President Trump signed an executive order on June 2nd that did two related but distinct things: it established a framework for government access to frontier AI models, and it asked AI companies to voluntarily submit their models for cybersecurity review before public release.
Read those details carefully. Asked. Voluntarily.
What the Order Actually Does
Section 3 of the order calls for developing guidelines that would give the federal government the ability to review frontier AI models — particularly those with potential national security implications — before they’re released widely. The idea is that if an AI system could meaningfully assist in cyberattacks, bioweapon creation, or other security threats, the government would like some visibility into that before it hits the internet.
That’s the theory. The practice is softer. The order doesn’t mandate pre-release review. It creates a voluntary submission process and encourages AI companies to participate. The Attorney General is directed to prosecute criminal misuse of AI under existing laws — which is本来就 existing authority, not something new.
There’s also an expansion of the federal cybersecurity workforce, which is orthogonal to AI but related in the broad “make government better at security” sense.
The States Say No
Here’s the part that makes the order interesting from a regulatory standpoint: Trump tried to head off state-level AI regulation six months ago, warning states not to go their own way. They’re doing it anyway.
Six months after that warning, states are increasingly passing their own AI laws. California has its revised AI framework. Colorado has been working on its own approach. Several others are in various stages of the legislative process.
The federal government is trying to set national AI policy through executive order; state governments are ignoring that and legislating anyway. This is a familiar dynamic in US tech regulation — think of privacy law, where the federal stall has produced a patchwork of state rules — and it’s playing out the same way with AI.
Voluntary Model Reviews: Does It Work?
The cybersecurity review mechanism is the most substantive part, and the hardest to evaluate. Would OpenAI, Anthropic, Google, and Meta voluntarily hand over their frontier models to federal agencies before release? The companies have historically resisted anything that looks like pre-publication government review, on grounds of both IP protection and the practical delay it would introduce.

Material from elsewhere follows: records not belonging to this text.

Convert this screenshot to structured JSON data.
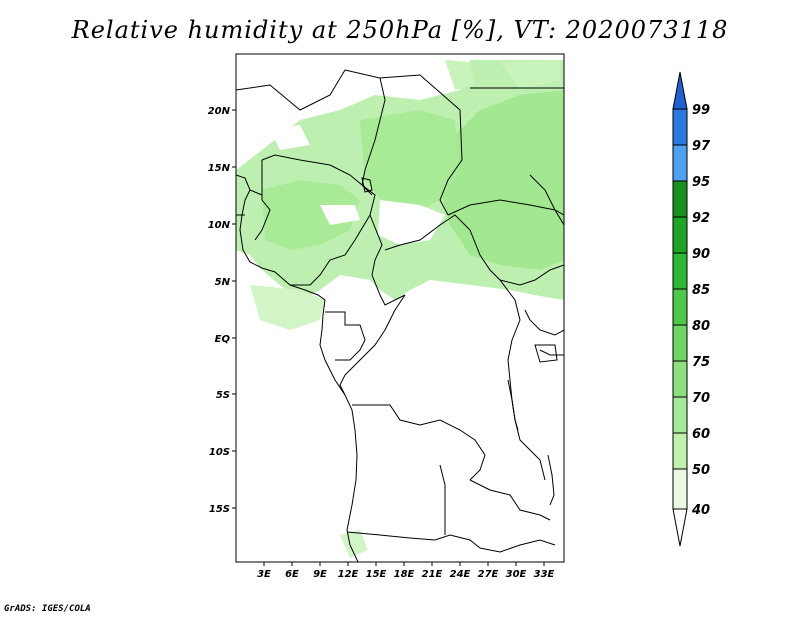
{
  "title": "Relative humidity at 250hPa [%], VT: 2020073118",
  "credit": "GrADS: IGES/COLA",
  "map": {
    "variable": "Relative humidity",
    "level": "250hPa",
    "units": "%",
    "valid_time": "2020073118",
    "lon_ticks": [
      "3E",
      "6E",
      "9E",
      "12E",
      "15E",
      "18E",
      "21E",
      "24E",
      "27E",
      "30E",
      "33E"
    ],
    "lat_ticks": [
      "20N",
      "15N",
      "10N",
      "5N",
      "EQ",
      "5S",
      "10S",
      "15S"
    ]
  },
  "colorbar": {
    "levels": [
      "40",
      "50",
      "60",
      "70",
      "75",
      "80",
      "85",
      "90",
      "92",
      "95",
      "97",
      "99"
    ],
    "colors": [
      "#f0fff0",
      "#d9f7d0",
      "#c0f0b0",
      "#a6e89a",
      "#8ddf80",
      "#6fd466",
      "#4ec84a",
      "#2fb834",
      "#1ea526",
      "#1a8f1e",
      "#4fa0f0",
      "#2a78e0",
      "#1e5fd0"
    ],
    "max_color": "#2060d0",
    "min_color": "#ffffff"
  }
}
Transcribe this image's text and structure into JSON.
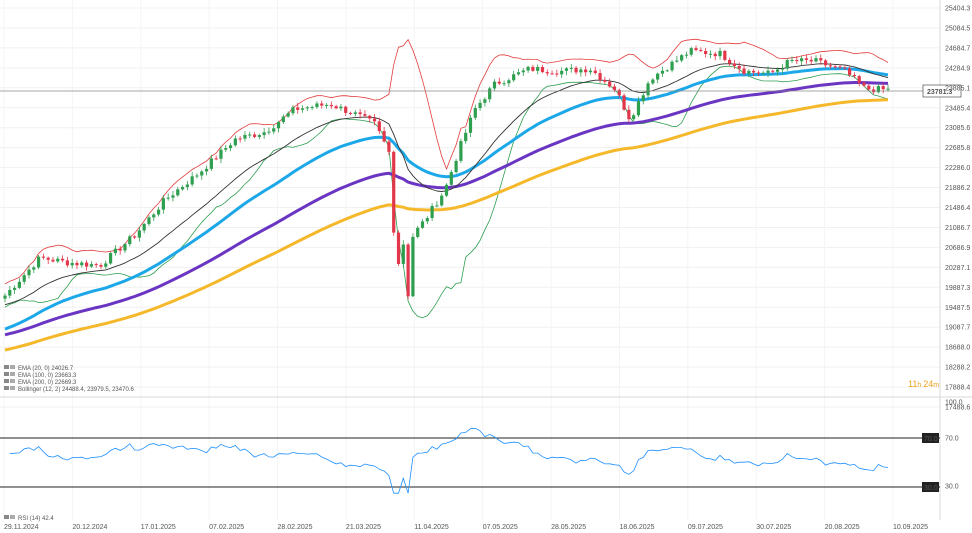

On the other hand: these same companies have internal red teaming, safety evaluations, and security reviews. A government review process that’s credentialed, fast, and non-political might actually be something they’d cooperate with. The question is whether such a process could be built quickly enough and kept clean enough to maintain credibility with the industry it’s trying to work with.
The Real Story
Trump’s order acknowledges AI risks in ways that are worth noting. Previous administrations’ AI approaches ranged from full deregulation to vague concern. This order actually identifies specific risk categories — cybersecurity, biosecurity — and tries to build a mechanism around them.
Whether that mechanism works depends entirely on implementation. As written, it’s a request, not a requirement. The AI labs will do what they always do: cooperate where it doesn’t cost them much, resist where it does.
The states, meanwhile, are moving regardless. In the absence of meaningful federal action, they’re writing their own AI laws. That fragmentation is probably the bigger story — and the one that US AI companies will have to actually deal with.